Um bom investigador tem de ser curioso, meticuloso e resiliente. Não se pode deixar abater quando não há resultados, até porque a falta de resultados também é um resultado e faz parte do processo de aprendizagem.

 

E o processo de aprendizagem requer tempo …

Sem dúvida, e tempo é aquilo que, hoje em dia, temos pouco. A vida corre a um ritmo demasiado acelerado. Um professor tem de saber parar para perceber o tempo dos seus alunos. Ninguém aprende com pressa. Para se absorver e interiorizar o conhecimento é preciso tempo.

 

Qual é a melhor parte de se ser professora?

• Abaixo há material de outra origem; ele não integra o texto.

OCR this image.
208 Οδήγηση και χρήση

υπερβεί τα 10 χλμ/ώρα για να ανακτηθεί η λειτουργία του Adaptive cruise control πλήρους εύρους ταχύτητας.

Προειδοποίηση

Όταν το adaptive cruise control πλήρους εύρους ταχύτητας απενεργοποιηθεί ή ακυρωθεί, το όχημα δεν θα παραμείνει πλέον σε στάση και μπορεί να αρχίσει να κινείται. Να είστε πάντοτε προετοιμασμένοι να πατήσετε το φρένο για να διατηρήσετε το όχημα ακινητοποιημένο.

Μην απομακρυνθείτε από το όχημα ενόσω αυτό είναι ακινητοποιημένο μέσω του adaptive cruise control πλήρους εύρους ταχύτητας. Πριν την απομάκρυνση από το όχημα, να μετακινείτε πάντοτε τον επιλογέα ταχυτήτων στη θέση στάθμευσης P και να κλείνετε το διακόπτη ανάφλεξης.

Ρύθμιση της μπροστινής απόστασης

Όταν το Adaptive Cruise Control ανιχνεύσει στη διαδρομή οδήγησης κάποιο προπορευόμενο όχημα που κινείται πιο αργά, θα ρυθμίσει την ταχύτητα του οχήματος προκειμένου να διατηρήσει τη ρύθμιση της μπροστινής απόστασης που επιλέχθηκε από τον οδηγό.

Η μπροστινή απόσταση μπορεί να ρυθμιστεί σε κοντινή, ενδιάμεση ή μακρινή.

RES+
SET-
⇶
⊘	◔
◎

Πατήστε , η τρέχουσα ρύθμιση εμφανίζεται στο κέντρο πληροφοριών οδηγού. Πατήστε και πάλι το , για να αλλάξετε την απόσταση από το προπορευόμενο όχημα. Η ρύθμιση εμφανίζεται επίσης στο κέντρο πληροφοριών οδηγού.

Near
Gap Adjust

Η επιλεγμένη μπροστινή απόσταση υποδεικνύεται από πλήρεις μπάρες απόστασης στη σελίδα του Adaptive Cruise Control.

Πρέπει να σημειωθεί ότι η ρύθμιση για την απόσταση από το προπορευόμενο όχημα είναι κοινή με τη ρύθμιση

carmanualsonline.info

Ensinar é muito gratificante. Não há nada como ver os alunos crescer e a atingirem os seus sonhos.

 

“Quem não tem confiança no seu trabalho nunca vai conseguir persistir.”

 

Sempre quis dar aulas?

Ser professora acompanha-me desde que comecei a trabalhar no laboratório. É uma dimensão que não desligo da investigação. Aliás, contrariamente ao que se pensa, um bom investigador é um bom comunicador. Um bom investigador tem vontade de comunicar conhecimento. Para que serve um investigador que guarda para si a informação? Para nada. Desde cedo que dou aulas, porque sempre foi um prolongamento natural daquilo que faço em laboratório.

 

Enquanto investigadora, como é que gere a frustração de nem sempre atingir os resultados que queria?

Durante o meu doutoramento, estive anos a fazer a mesma coisa, sem ter resultados. A verdade é que nunca me senti abatida. Sou uma otimista por natureza, confesso. Mas até diria que a falta de resultados pode ser muito motivadora... Quanto menos resultados tenho, mais vontade tinha de os atingir e de trabalhar por eles. No fundo, eu sei que o resultado está ali. Simplesmente, ainda não cheguei lá. É aqui que entra a resiliência que falámos há pouco. A resiliência é a capacidade de continuar a trabalhar mesmo sem resultados.

 

A resiliência trabalha-se?

Claro que sim. Trabalha-se, dando confiança. Porque quem não tem confiança no seu trabalho nunca vai conseguir persistir.

 

O que é que gosta de fazer nos tempos livres?

Gosto de andar a pé na praia, gosto de fazer desporto e de estar com a família e amigos. Gosto muito de cozinhar.

 

A cozinha é um verdadeiro laboratório … Que influências tem a sua cozinha?

A cozinha é um importante laboratório da minha vida (risos). A minha cozinha é fundamentalmente portuguesa, mas também tem influências orientais e indianas. Quando estava nos Estados Unidos, fazia comida chinesa e mexicana. Gosto de variar e de criar.